Selecting the Number of Components#

Choosing the right number of components is critical. Too few components underfit (miss important structure), too many overfit (model noise).

PRESS Cross-Validation#

The PCA.select_n_components() class method uses Predicted Residual Error Sum of Squares (PRESS) with K-fold cross-validation:

  1. For each candidate number of components (1, 2, …, max): - Split data into K folds - Fit PCA on K-1 folds, predict the held-out fold - Compute prediction error (PRESS)

  2. Apply Wold’s criterion: stop when adding a component does not meaningfully reduce PRESS (ratio > threshold)

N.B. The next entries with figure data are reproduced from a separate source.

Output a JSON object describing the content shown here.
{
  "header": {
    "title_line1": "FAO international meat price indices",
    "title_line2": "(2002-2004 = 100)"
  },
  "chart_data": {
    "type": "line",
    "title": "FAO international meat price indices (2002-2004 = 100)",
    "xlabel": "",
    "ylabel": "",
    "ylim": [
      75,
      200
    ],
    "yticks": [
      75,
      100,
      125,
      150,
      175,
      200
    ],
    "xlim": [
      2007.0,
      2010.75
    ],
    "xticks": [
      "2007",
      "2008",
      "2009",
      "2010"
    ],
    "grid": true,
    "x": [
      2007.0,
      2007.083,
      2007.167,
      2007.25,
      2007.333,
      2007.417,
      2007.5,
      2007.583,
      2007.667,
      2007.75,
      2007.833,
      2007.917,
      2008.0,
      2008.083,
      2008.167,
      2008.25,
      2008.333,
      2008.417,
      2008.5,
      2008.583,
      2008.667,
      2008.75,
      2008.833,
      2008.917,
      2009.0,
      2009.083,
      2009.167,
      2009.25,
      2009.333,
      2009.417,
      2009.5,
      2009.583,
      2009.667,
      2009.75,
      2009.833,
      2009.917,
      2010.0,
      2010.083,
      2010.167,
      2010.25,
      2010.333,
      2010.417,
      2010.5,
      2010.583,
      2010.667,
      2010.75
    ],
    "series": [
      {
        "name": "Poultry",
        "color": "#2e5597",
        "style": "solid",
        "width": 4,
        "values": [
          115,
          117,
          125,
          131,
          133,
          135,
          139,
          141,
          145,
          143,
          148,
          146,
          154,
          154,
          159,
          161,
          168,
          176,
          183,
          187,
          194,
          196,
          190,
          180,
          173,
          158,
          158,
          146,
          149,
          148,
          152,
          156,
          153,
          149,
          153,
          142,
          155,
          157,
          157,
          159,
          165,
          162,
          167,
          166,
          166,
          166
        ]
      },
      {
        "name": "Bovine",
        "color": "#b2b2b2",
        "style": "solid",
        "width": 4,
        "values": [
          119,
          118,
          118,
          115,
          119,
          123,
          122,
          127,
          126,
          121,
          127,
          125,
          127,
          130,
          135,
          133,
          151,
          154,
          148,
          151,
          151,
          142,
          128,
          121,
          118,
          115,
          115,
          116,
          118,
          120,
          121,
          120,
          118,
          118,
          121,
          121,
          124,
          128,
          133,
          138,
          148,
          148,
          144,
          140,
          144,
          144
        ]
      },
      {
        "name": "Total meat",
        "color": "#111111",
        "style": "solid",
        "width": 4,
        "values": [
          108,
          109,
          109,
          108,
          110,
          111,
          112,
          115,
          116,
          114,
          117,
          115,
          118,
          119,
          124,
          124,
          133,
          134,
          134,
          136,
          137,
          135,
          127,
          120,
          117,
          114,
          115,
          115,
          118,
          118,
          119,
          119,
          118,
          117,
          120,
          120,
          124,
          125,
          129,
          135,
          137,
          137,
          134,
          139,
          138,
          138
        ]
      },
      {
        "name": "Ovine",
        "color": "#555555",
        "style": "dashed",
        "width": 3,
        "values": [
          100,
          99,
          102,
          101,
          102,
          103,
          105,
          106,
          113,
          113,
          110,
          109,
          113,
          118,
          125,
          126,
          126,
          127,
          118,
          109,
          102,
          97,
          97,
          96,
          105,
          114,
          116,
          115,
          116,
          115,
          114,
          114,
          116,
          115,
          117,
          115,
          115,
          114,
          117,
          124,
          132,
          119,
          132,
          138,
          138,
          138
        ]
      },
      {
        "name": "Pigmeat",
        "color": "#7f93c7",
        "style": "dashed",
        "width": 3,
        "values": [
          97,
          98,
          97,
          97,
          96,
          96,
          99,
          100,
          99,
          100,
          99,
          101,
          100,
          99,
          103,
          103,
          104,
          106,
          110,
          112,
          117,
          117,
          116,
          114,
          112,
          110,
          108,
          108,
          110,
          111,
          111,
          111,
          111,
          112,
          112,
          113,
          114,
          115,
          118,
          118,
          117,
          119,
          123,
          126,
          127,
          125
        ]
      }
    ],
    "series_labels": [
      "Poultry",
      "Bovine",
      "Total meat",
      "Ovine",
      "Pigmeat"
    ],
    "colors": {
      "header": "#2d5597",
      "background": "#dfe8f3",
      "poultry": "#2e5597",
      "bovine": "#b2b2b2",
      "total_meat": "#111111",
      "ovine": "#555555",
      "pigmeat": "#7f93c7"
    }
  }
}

from process_improve.multivariate.methods import PCA, MCUVScaler

X_scaled = MCUVScaler().fit_transform(X)

result = PCA.select_n_components(
    X_scaled,
    max_components=10,
    cv=7,  # 7-fold cross-validation
    threshold=0.95,  # Wold's criterion threshold
)

print(f"Recommended components: {result.n_components}")
print(f"PRESS values: {result.press}")
print(f"PRESS ratios: {result.press_ratio}")

The result is a Bunch with:

  • n_components: recommended number of components

  • press: PRESS value for each number of components

  • press_ratio: ratio PRESS_a / PRESS_{a-1} (values > threshold suggest overfitting)

  • cv_scores: raw cross-validation scores per fold

Wold’s Criterion#

The default threshold of 0.95 means: stop adding components when the PRESS ratio exceeds 0.95. A ratio close to 1.0 means the new component barely improves prediction - it is likely fitting noise.

Lower thresholds (e.g., 0.90) are more conservative (fewer components). Higher thresholds (e.g., 0.98) are more liberal (more components).